The answer is almost! Even the smallest business, if relying on IT systems for critical operations like sales, production, industrial control system, tax processing or electronic receipt, some kind of DR capability should be in place.
Depending on systems Recovery Time Objective (RTO) and Recovery Point Objective (RPO), it could be from off-site tape shipping strategy, to an automated geo clustering technology. The largest used strategy in SMB and enterprises is backup recovery based, even if it doesn’t meet RPO/RTO expectations. Reasons may vary but the most common I’ve eared are from not having a specialized or dedicated IT professional that could identify and instruct about this need, to not having enough budget to invest in an IT continuity strategy. Also, many think they don’t need that or, that it’s only for very large companies.
A business, any size, could go out of business by not having any DR strategy in place. Imagine that a fire destroys your server’s room and you lose your tax processing system, or your sales control system. You may say, “That’s why we have backup in place!” but, remember, many businesses does backup in a device close, or sometimes over, to the production systems (when not in the servers disk free space itself). This is one of the worst cases but, you could have a backup copy off-site for saving you. Imagine you have that copy, the next question is:
- How long does it takes for you to recover your systems back to production, stable enough to get back processing your sales orders and taxes (include here the time required to get new servers, if needed)?
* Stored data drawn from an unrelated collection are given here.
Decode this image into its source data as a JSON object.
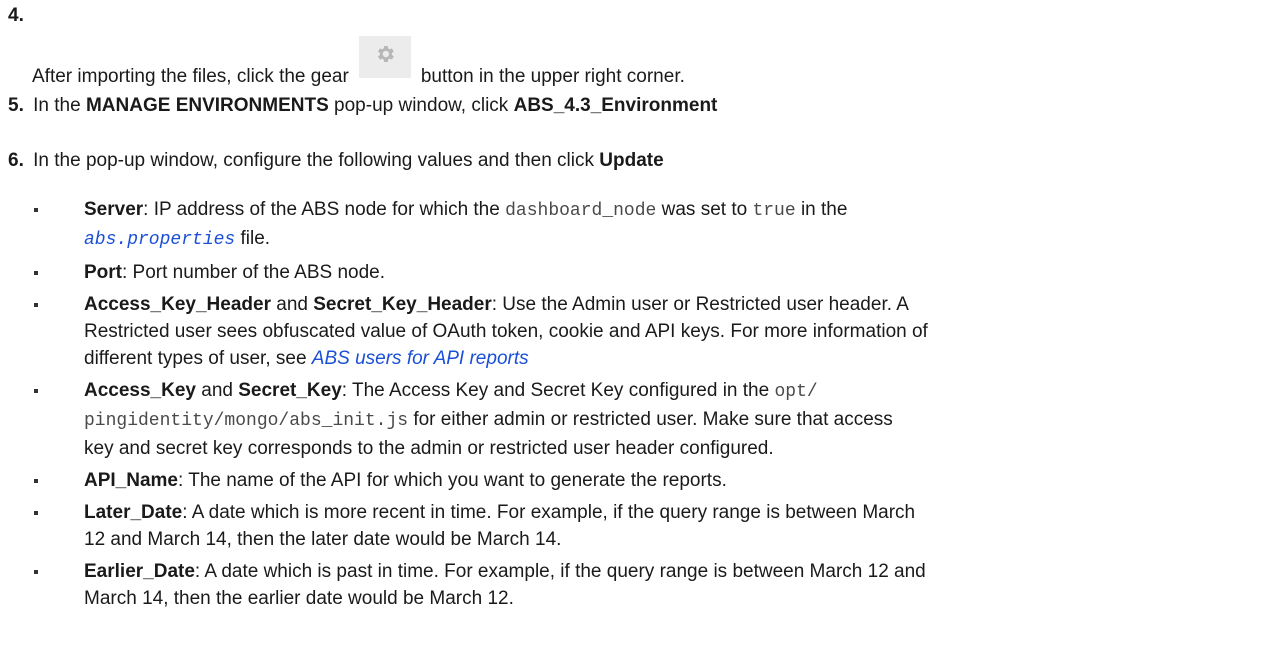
{
  "step4": {
    "num": "4.",
    "pre": "After importing the files, click the gear",
    "post": "button in the upper right corner.",
    "gear_icon": "gear-icon"
  },
  "step5": {
    "num": "5.",
    "pre": "In the",
    "b1": "MANAGE ENVIRONMENTS",
    "mid": "pop-up window, click",
    "b2": "ABS_4.3_Environment"
  },
  "step6": {
    "num": "6.",
    "pre": "In the pop-up window, configure the following values and then click",
    "b1": "Update"
  },
  "bullets": {
    "server": {
      "label": "Server",
      "t1": ": IP address of the ABS node for which the ",
      "code1": "dashboard_node",
      "t2": " was set to ",
      "code2": "true",
      "t3": " in the",
      "link": "abs.properties",
      "t4": " file."
    },
    "port": {
      "label": "Port",
      "t1": ": Port number of the ABS node."
    },
    "headers": {
      "label1": "Access_Key_Header",
      "and": " and ",
      "label2": "Secret_Key_Header",
      "t1": ": Use the Admin user or Restricted user header. A",
      "t2": "Restricted user sees obfuscated value of OAuth token, cookie and API keys. For more information of",
      "t3": "different types of user, see ",
      "link": "ABS users for API reports"
    },
    "keys": {
      "label1": "Access_Key",
      "and": " and ",
      "label2": "Secret_Key",
      "t1": ": The Access Key and Secret Key configured in the ",
      "code1": "opt/",
      "code2": "pingidentity/mongo/abs_init.js",
      "t2": " for either admin or restricted user. Make sure that access",
      "t3": "key and secret key corresponds to the admin or restricted user header configured."
    },
    "api": {
      "label": "API_Name",
      "t1": ": The name of the API for which you want to generate the reports."
    },
    "later": {
      "label": "Later_Date",
      "t1": ": A date which is more recent in time. For example, if the query range is between March",
      "t2": "12 and March 14, then the later date would be March 14."
    },
    "earlier": {
      "label": "Earlier_Date",
      "t1": ": A date which is past in time. For example, if the query range is between March 12 and",
      "t2": "March 14, then the earlier date would be March 12."
    }
  }
}
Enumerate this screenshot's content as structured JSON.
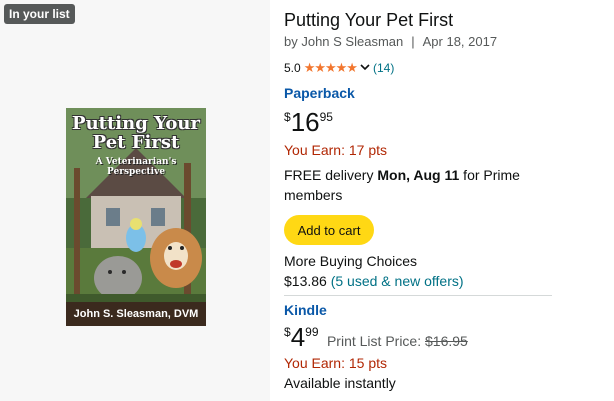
{
  "badge": {
    "label": "In your list"
  },
  "cover": {
    "title": "Putting Your Pet First",
    "subtitle": "A Veterinarian's Perspective",
    "author": "John S. Sleasman, DVM"
  },
  "product": {
    "title": "Putting Your Pet First",
    "by_label": "by John S Sleasman",
    "separator": "|",
    "date": "Apr 18, 2017",
    "rating_value": "5.0",
    "stars": "★★★★★",
    "rating_count": "(14)"
  },
  "paperback": {
    "label": "Paperback",
    "currency": "$",
    "price_whole": "16",
    "price_fraction": "95",
    "earn": "You Earn: 17 pts",
    "delivery_prefix": "FREE delivery ",
    "delivery_date": "Mon, Aug 11",
    "delivery_suffix": " for Prime members",
    "add_to_cart": "Add to cart",
    "more_buying": "More Buying Choices",
    "more_price": "$13.86",
    "offers_link": "(5 used & new offers)"
  },
  "kindle": {
    "label": "Kindle",
    "currency": "$",
    "price_whole": "4",
    "price_fraction": "99",
    "list_price_label": "Print List Price:",
    "list_price": "$16.95",
    "earn": "You Earn: 15 pts",
    "availability": "Available instantly"
  },
  "colors": {
    "link": "#007185",
    "format_link": "#0a58a8",
    "earn": "#b12704",
    "star": "#f2762e",
    "button": "#ffd814"
  }
}
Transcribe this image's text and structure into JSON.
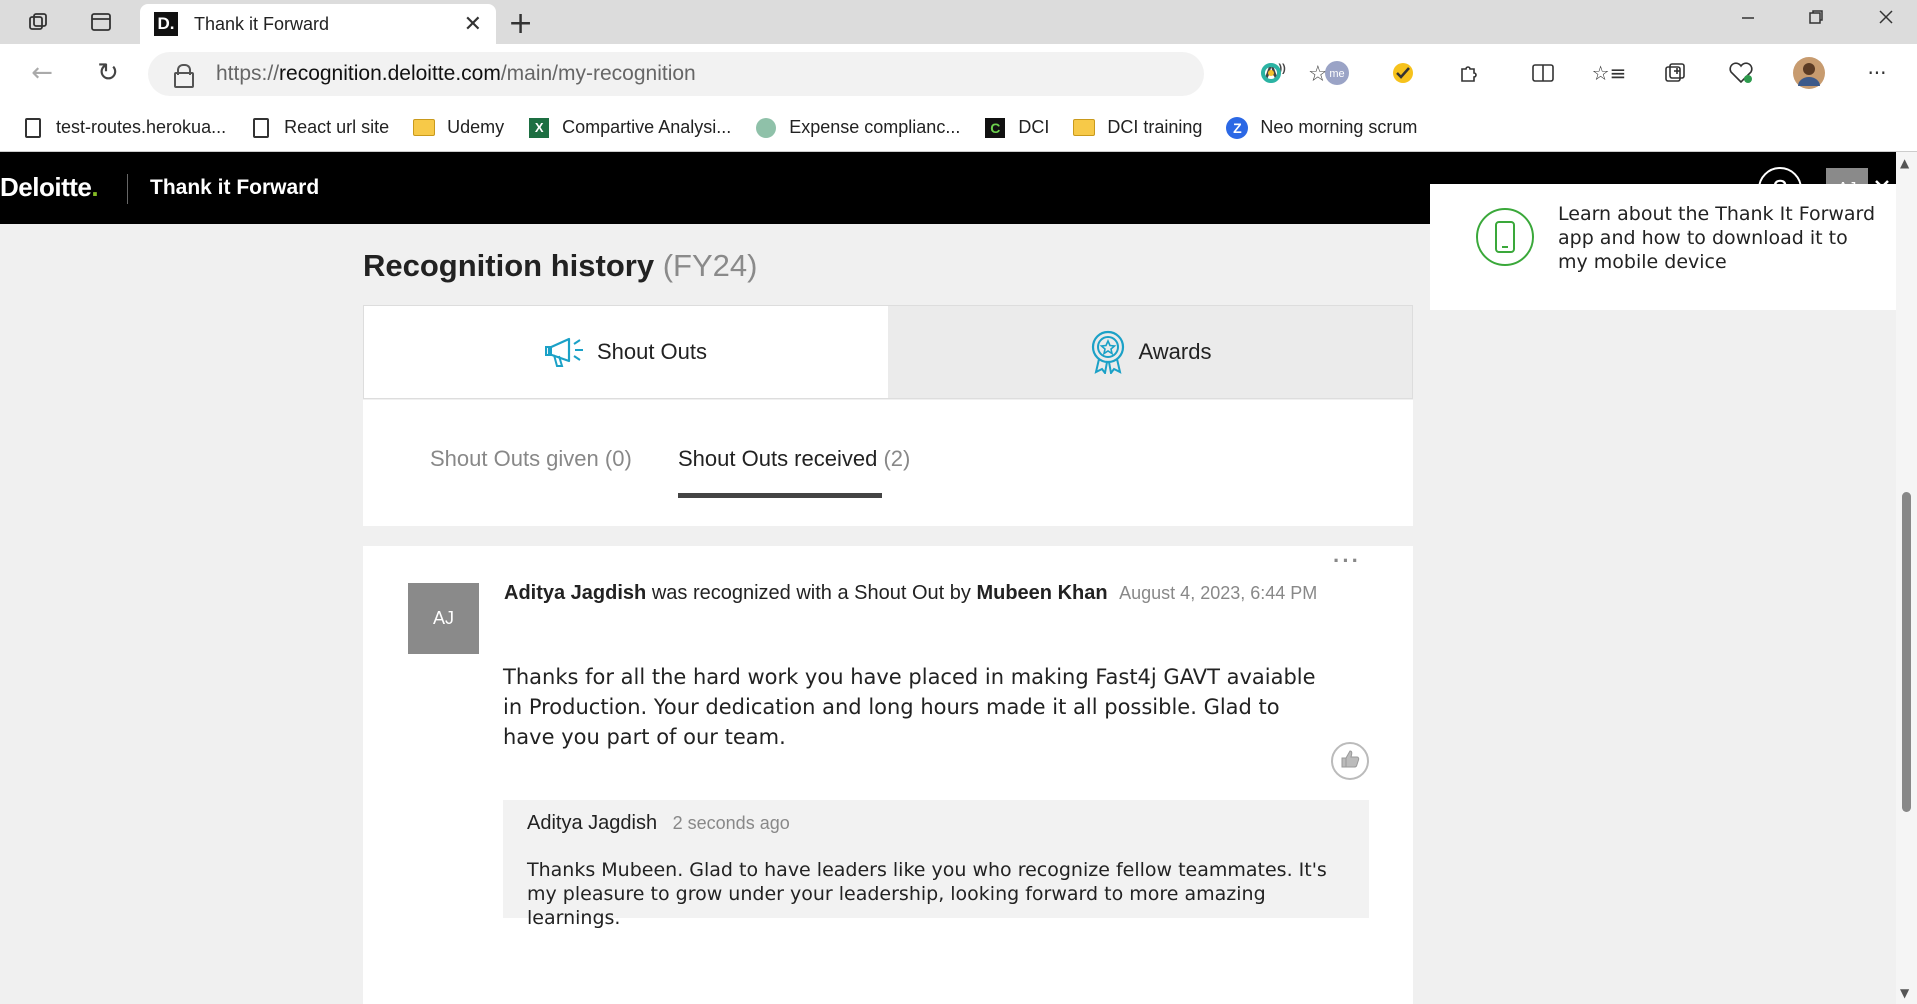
{
  "browser": {
    "tab_title": "Thank it Forward",
    "favicon_letter": "D.",
    "new_tab_symbol": "+",
    "close_symbol": "✕",
    "url_prefix": "https://",
    "url_host": "recognition.deloitte.com",
    "url_path": "/main/my-recognition",
    "bookmarks": [
      {
        "label": "test-routes.herokua...",
        "icon": "page-icon"
      },
      {
        "label": "React url site",
        "icon": "page-icon"
      },
      {
        "label": "Udemy",
        "icon": "folder-icon"
      },
      {
        "label": "Compartive Analysi...",
        "icon": "excel-icon"
      },
      {
        "label": "Expense complianc...",
        "icon": "app-circle-icon"
      },
      {
        "label": "DCI",
        "icon": "dci-icon"
      },
      {
        "label": "DCI training",
        "icon": "folder-icon"
      },
      {
        "label": "Neo morning scrum",
        "icon": "zoom-icon"
      }
    ],
    "excel_letter": "X",
    "dci_letter": "C",
    "zoom_letter": "Z"
  },
  "app": {
    "brand": "Deloitte",
    "brand_dot": ".",
    "brand_accent_color": "#86bc25",
    "name": "Thank it Forward",
    "help_symbol": "?",
    "user_initials": "AJ"
  },
  "page": {
    "title": "Recognition history",
    "fiscal_year": "(FY24)"
  },
  "tabs": {
    "shout_outs": "Shout Outs",
    "awards": "Awards"
  },
  "subtabs": {
    "given_label": "Shout Outs given",
    "given_count": "(0)",
    "received_label": "Shout Outs received",
    "received_count": "(2)"
  },
  "recognition": {
    "avatar_initials": "AJ",
    "recipient": "Aditya Jagdish",
    "connector": "was recognized with a Shout Out by",
    "giver": "Mubeen Khan",
    "date": "August 4, 2023, 6:44 PM",
    "message": "Thanks for all the hard work you have placed in making Fast4j GAVT avaiable in Production. Your dedication and long hours made it all possible. Glad to have you part of our team.",
    "more_symbol": "···",
    "reply": {
      "author": "Aditya Jagdish",
      "time": "2 seconds ago",
      "text": "Thanks Mubeen. Glad to have leaders like you who recognize fellow teammates. It's my pleasure to grow under your leadership, looking forward to more amazing learnings."
    }
  },
  "promo": {
    "text": "Learn about the Thank It Forward app and how to download it to my mobile device"
  }
}
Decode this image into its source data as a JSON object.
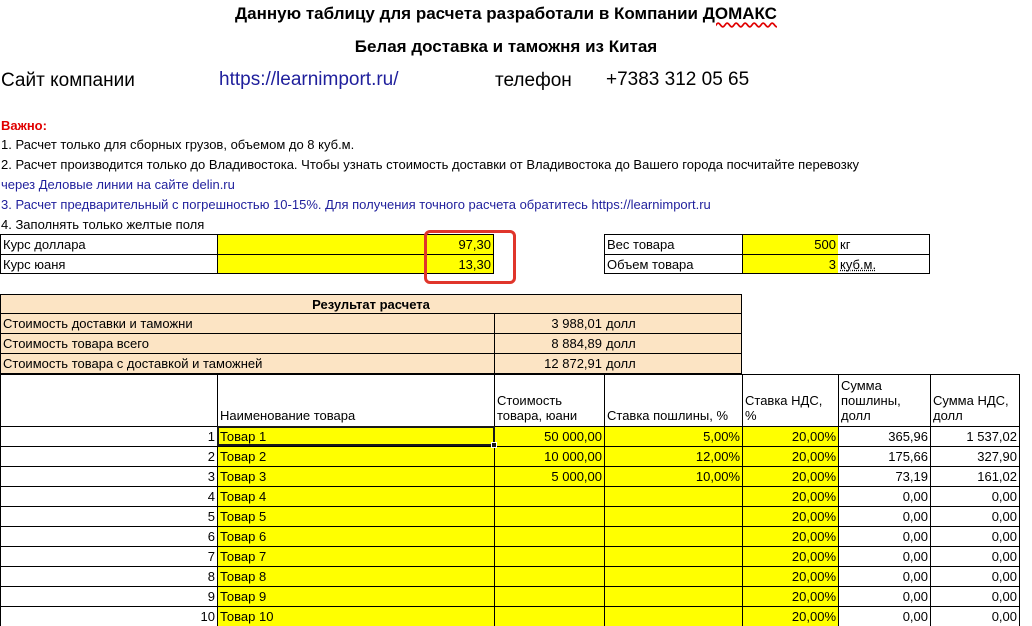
{
  "header": {
    "title_prefix": "Данную таблицу для расчета разработали в Компании ",
    "title_company": "ДОМАКС",
    "subtitle": "Белая доставка и таможня из Китая",
    "site_label": "Сайт компании",
    "site_url": "https://learnimport.ru/",
    "phone_label": "телефон",
    "phone": "+7383 312 05 65"
  },
  "notes": {
    "important": "Важно:",
    "lines": [
      "1. Расчет только для сборных грузов, объемом до 8 куб.м.",
      "2. Расчет производится только до Владивостока. Чтобы узнать стоимость доставки от Владивостока до Вашего города посчитайте перевозку",
      "через Деловые линии на сайте delin.ru",
      "3. Расчет предварительный с погрешностью 10-15%. Для получения точного расчета обратитесь https://learnimport.ru",
      "4. Заполнять только желтые поля"
    ]
  },
  "inputs": {
    "usd_label": "Курс доллара",
    "usd_value": "97,30",
    "cny_label": "Курс юаня",
    "cny_value": "13,30",
    "weight_label": "Вес товара",
    "weight_value": "500",
    "weight_unit": "кг",
    "volume_label": "Объем товара",
    "volume_value": "3",
    "volume_unit": "куб.м."
  },
  "result": {
    "title": "Результат расчета",
    "rows": [
      {
        "label": "Стоимость доставки и таможни",
        "value": "3 988,01",
        "unit": "долл"
      },
      {
        "label": "Стоимость товара всего",
        "value": "8 884,89",
        "unit": "долл"
      },
      {
        "label": "Стоимость товара с доставкой и таможней",
        "value": "12 872,91",
        "unit": "долл"
      }
    ]
  },
  "table": {
    "headers": {
      "name": "Наименование товара",
      "cost": "Стоимость товара, юани",
      "duty_rate": "Ставка пошлины, %",
      "vat_rate": "Ставка НДС, %",
      "duty_sum": "Сумма пошлины, долл",
      "vat_sum": "Сумма НДС, долл"
    },
    "rows": [
      {
        "n": "1",
        "name": "Товар 1",
        "cost": "50 000,00",
        "duty": "5,00%",
        "vat": "20,00%",
        "duty_sum": "365,96",
        "vat_sum": "1 537,02"
      },
      {
        "n": "2",
        "name": "Товар 2",
        "cost": "10 000,00",
        "duty": "12,00%",
        "vat": "20,00%",
        "duty_sum": "175,66",
        "vat_sum": "327,90"
      },
      {
        "n": "3",
        "name": "Товар 3",
        "cost": "5 000,00",
        "duty": "10,00%",
        "vat": "20,00%",
        "duty_sum": "73,19",
        "vat_sum": "161,02"
      },
      {
        "n": "4",
        "name": "Товар 4",
        "cost": "",
        "duty": "",
        "vat": "20,00%",
        "duty_sum": "0,00",
        "vat_sum": "0,00"
      },
      {
        "n": "5",
        "name": "Товар 5",
        "cost": "",
        "duty": "",
        "vat": "20,00%",
        "duty_sum": "0,00",
        "vat_sum": "0,00"
      },
      {
        "n": "6",
        "name": "Товар 6",
        "cost": "",
        "duty": "",
        "vat": "20,00%",
        "duty_sum": "0,00",
        "vat_sum": "0,00"
      },
      {
        "n": "7",
        "name": "Товар 7",
        "cost": "",
        "duty": "",
        "vat": "20,00%",
        "duty_sum": "0,00",
        "vat_sum": "0,00"
      },
      {
        "n": "8",
        "name": "Товар 8",
        "cost": "",
        "duty": "",
        "vat": "20,00%",
        "duty_sum": "0,00",
        "vat_sum": "0,00"
      },
      {
        "n": "9",
        "name": "Товар 9",
        "cost": "",
        "duty": "",
        "vat": "20,00%",
        "duty_sum": "0,00",
        "vat_sum": "0,00"
      },
      {
        "n": "10",
        "name": "Товар 10",
        "cost": "",
        "duty": "",
        "vat": "20,00%",
        "duty_sum": "0,00",
        "vat_sum": "0,00"
      }
    ]
  },
  "colors": {
    "input_fill": "#ffff00",
    "result_fill": "#fce4c4",
    "highlight": "#e0352b",
    "link_blue": "#1f1f9c",
    "important_red": "#e00000"
  }
}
When you have the answer for this question, think about the questions bellow:
- Does this time fit your RTO, in a way that the financial impact caused by this downtime will not bankrupt your company?
- Does the transaction you lose by restoring the point-in-time copy you have is acceptable to your business?
If you answer yes to all of the questions above, backup/recovery strategy might be enough for your company, if you answer no to any or both of them, you have better think about adding a new layer of DR to your most relevant systems.
You’ll need to leverage another Server’s room somewhere remotely (might be a branch office or a datacenter collocation), duplicate your most critical systems there, and apply some kind of regular data update and connection between them.
That’s what large companies usually do.
It is often expensive in a way that even if the ROI is positive, many SMB/Enterprise business owners prefer to take the risk and keep things as they are. Hopefully, the mindset of “It will never happen with me!” works forever.
In the last years, a new option has become popular, especially for SMB and Enterprise businesses. Leverage the “potential” power of the public CLOUD. If I would open a new business today, any size, I would definitely consider deploying most of the IT infrastructure needed in the cloud. It requires much less investment to build and easier scalability, you pay for what you use, and normally have available most of the resilience and redundancy big companies are able to construct by their own (remember, no continuity strategy nowadays is able to securely substitute backup, it’s always your last layer of protection).
Let’s think about why I stated most of the IT infrastructure and not all in the public cloud.
Some business operations might be high impacted by the latency and bandwidth variation of a public internet link. Also, if the internet connection provider’s options you have are not trustable enough in terms of availability and quality of the service, like the ones we have in Brazil, generating constant broken connection situations, you will probably need to keep your most critical systems in house, not to stop your operations because of link unavailability.
So, how to protect this systems if you should not put them in production on the public cloud?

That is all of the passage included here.